C’était la plus grave des questions, et elle amena les deux naufragés à faire l’inventaire de leurs poches.

Celles du professeur étaient vides ou à peu près. Elles ne contenaient que quelques cordes de rechange pour sa pochette, et un morceau de colophane pour son archet. Le moyen, je vous le demande, de se procurer du feu avec cela!

Godfrey n’était guère mieux pourvu. Cependant, ce fut avec une extrême satisfaction qu’il retrouva dans sa poche un excellent couteau, que sa gaine de cuir avait soustrait au contact de la mer. Ce couteau, avec lame, vrille, serpe, scie, c’était un instrument précieux dans la circonstance. Mais, sauf cet outil, Godfrey et son compagnon n’avaient que leurs deux mains. Encore est-il que les mains du professeur ne s’étaient jamais exercées qu’à jouer de la pochette ou à faire des grâces. Godfrey pensa donc qu’il ne faudrait compter que sur les siennes.

Toutefois, il songea à utiliser celles de Tartelett pour se procurer du feu au moyen de deux morceaux de bois rapidement frottés l’un contre l’autre. Quelques œufs, durcis sous la cendre, auraient été singulièrement appréciés au second déjeuner de midi.

Donc, pendant que Godfrey s’occupait à dévaliser les nids, malgré les propriétaires qui essayaient de défendre leur progéniture en coquille, le professeur alla ramasser quelques morceaux de bois dont le sol était jonché au pied des dunes. Ce combustible fut rapporté au bas d’un rocher abrité du vent de mer. Tartelett choisit alors deux fragments bien secs, avec l’intention d’en dégager peu à peu le calorique au moyen d’un frottement vigoureux et continu.
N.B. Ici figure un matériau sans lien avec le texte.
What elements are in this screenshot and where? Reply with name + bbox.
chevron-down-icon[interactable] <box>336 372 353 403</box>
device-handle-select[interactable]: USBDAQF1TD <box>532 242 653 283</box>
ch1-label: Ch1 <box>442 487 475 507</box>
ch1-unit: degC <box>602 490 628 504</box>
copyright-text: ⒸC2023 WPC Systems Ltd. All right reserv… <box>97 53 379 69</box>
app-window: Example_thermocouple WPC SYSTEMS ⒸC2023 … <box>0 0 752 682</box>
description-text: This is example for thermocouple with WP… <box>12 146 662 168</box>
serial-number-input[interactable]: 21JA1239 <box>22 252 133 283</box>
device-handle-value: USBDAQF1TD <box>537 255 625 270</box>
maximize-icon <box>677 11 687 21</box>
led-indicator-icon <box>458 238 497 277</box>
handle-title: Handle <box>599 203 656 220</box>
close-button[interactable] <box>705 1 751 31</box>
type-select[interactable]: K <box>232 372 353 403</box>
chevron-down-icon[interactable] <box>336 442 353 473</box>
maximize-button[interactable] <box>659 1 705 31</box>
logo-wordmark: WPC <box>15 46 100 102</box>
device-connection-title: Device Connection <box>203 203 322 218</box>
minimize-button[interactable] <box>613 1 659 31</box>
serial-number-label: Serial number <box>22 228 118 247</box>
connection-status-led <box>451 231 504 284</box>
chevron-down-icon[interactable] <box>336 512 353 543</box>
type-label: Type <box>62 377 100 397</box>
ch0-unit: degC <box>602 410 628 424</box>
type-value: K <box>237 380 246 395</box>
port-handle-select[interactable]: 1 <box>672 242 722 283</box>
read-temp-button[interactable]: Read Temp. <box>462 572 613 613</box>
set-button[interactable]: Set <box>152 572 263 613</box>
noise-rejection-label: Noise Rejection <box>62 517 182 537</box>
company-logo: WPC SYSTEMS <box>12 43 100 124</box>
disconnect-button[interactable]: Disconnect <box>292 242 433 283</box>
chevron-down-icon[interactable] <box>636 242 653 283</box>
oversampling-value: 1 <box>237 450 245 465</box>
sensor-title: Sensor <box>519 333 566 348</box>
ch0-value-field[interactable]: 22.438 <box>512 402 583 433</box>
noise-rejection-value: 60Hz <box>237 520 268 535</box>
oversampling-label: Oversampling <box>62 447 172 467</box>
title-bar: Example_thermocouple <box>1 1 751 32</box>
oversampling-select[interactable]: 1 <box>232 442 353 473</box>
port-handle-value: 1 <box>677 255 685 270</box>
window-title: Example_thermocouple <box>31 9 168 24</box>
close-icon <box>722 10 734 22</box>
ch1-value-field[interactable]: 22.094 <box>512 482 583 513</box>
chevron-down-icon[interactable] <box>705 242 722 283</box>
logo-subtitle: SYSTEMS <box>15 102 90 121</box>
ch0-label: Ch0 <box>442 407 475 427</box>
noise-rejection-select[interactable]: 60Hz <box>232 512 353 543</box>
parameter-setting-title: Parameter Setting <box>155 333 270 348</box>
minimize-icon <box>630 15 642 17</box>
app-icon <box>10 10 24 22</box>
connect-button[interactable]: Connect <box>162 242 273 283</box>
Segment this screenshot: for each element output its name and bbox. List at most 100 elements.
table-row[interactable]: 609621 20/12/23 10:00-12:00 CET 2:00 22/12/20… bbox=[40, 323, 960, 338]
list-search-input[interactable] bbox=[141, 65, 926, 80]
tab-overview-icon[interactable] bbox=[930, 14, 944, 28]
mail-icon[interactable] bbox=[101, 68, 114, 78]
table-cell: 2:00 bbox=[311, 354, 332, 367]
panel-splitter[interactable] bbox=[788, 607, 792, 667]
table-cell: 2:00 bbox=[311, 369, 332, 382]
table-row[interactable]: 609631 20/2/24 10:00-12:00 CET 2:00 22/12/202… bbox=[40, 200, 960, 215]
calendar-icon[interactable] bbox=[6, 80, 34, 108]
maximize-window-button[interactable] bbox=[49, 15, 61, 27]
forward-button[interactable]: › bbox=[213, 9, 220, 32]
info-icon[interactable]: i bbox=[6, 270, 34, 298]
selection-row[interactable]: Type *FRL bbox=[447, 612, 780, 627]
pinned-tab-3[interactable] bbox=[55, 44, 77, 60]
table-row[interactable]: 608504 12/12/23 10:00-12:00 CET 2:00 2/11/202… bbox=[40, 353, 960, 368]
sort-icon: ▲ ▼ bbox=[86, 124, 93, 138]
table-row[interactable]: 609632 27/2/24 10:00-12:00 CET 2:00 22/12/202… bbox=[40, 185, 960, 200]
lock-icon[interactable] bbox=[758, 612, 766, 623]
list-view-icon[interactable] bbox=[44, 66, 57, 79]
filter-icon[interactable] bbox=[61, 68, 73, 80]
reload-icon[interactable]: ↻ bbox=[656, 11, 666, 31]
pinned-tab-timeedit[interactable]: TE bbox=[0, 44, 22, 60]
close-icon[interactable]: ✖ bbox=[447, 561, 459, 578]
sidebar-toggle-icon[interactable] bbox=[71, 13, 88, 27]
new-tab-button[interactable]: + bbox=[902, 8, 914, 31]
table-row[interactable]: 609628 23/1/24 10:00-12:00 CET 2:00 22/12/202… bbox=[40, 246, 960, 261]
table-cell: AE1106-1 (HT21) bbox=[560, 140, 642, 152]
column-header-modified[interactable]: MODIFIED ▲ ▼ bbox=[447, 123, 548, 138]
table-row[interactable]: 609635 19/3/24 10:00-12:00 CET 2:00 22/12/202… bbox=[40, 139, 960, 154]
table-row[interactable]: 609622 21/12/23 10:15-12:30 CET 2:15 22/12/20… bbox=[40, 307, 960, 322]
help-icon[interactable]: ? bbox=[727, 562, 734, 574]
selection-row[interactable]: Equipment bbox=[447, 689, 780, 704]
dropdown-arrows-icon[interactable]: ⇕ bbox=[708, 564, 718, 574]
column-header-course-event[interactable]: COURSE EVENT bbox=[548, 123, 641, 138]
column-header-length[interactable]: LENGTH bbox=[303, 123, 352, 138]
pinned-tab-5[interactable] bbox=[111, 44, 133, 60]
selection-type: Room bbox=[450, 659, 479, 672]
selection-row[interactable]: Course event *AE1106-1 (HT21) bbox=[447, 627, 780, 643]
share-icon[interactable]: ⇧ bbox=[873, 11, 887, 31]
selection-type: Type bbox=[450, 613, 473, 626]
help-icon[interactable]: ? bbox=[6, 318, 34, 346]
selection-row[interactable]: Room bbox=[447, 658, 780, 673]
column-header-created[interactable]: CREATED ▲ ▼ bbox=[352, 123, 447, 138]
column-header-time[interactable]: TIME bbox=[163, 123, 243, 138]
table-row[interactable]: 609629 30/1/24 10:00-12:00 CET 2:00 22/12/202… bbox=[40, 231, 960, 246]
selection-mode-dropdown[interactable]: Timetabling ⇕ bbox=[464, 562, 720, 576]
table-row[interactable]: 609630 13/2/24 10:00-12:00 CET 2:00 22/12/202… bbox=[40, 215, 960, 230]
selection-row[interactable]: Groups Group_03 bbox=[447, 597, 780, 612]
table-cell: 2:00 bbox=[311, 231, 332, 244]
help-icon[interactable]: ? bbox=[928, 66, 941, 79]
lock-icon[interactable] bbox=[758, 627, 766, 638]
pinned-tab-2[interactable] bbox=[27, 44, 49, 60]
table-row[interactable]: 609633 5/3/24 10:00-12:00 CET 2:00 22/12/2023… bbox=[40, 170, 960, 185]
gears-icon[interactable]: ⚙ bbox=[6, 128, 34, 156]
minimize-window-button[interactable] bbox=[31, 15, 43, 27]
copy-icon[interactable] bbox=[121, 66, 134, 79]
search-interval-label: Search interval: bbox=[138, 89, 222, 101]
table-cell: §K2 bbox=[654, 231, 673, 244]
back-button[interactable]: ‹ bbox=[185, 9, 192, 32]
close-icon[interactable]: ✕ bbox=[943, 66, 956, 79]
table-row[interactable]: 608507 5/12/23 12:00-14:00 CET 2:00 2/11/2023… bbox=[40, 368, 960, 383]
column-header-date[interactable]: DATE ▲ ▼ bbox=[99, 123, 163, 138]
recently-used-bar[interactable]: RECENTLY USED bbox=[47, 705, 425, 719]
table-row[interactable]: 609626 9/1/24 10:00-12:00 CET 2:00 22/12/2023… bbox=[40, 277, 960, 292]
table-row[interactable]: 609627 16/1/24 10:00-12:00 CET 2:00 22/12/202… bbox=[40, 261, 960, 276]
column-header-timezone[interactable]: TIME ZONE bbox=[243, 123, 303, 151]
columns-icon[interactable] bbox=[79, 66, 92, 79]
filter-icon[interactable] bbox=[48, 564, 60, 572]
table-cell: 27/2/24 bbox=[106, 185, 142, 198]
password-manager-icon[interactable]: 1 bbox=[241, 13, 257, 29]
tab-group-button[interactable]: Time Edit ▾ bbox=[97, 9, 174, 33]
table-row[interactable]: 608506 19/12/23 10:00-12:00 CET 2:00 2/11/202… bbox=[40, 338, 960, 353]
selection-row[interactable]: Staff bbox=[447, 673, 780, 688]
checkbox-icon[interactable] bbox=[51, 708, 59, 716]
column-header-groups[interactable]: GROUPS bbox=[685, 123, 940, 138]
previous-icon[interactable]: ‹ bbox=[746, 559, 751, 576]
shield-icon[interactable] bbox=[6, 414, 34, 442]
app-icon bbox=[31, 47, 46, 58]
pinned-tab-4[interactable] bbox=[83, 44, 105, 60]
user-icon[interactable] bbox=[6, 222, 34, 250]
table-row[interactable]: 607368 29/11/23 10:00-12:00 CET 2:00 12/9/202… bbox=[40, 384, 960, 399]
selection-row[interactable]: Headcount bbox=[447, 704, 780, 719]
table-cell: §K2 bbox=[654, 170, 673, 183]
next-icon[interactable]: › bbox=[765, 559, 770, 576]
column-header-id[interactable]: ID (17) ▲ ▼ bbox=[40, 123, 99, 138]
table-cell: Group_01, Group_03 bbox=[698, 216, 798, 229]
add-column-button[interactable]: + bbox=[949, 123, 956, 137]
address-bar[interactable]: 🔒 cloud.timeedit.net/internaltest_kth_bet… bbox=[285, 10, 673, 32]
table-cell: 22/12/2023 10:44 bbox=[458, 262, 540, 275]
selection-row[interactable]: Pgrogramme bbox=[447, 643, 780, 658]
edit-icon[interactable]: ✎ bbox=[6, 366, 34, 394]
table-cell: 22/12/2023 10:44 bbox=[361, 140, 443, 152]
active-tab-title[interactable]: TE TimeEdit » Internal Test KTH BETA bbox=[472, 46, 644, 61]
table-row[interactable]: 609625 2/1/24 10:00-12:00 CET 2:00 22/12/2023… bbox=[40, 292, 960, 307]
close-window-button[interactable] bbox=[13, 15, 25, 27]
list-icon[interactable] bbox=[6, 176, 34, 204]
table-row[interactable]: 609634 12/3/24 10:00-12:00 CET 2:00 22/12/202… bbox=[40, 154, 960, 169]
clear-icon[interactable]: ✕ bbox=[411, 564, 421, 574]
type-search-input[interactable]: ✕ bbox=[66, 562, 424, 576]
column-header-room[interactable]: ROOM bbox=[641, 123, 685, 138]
Ce que font communément de simples sauvages polynésiens, pourquoi le professeur qui, dans son opinion, leur était de beaucoup supérieur, n’arriverait-il pas à le faire lui-même?

Le voilà donc frottant, refrottant, à se disloquer les muscles du bras et de l’avant-bras. Il y mettait une sorte de rage, le pauvre homme! Mais, soit que la qualité du bois ne fût pas convenable, soit qu’il n’eût pas un degré suffisant de siccité, soit enfin que le professeur s’y prît mal et n’eût pas le tour de main nécessaire à une opération de ce genre, s’il parvînt à échauffer tant soit peu les deux morceaux ligneux, il réussit bien davantage à dégager de sa personne une chaleur intense. En somme, ce fut son front seul qui fuma sous les vapeurs de sa transpiration.

Lorsque Godfrey revint avec sa récolte d’œufs, il trouva Tartelett en nage, dans un état que ses exercices chorégraphiques n’avaient, sans doute, jamais provoque.

«Ça ne va pas? demanda-t-il.

– Non, Godfrey, ça ne va pas, répondit le professeur, et je commence à croire que ces inventions de sauvages ne sont que des imaginations pour tromper le pauvre monde!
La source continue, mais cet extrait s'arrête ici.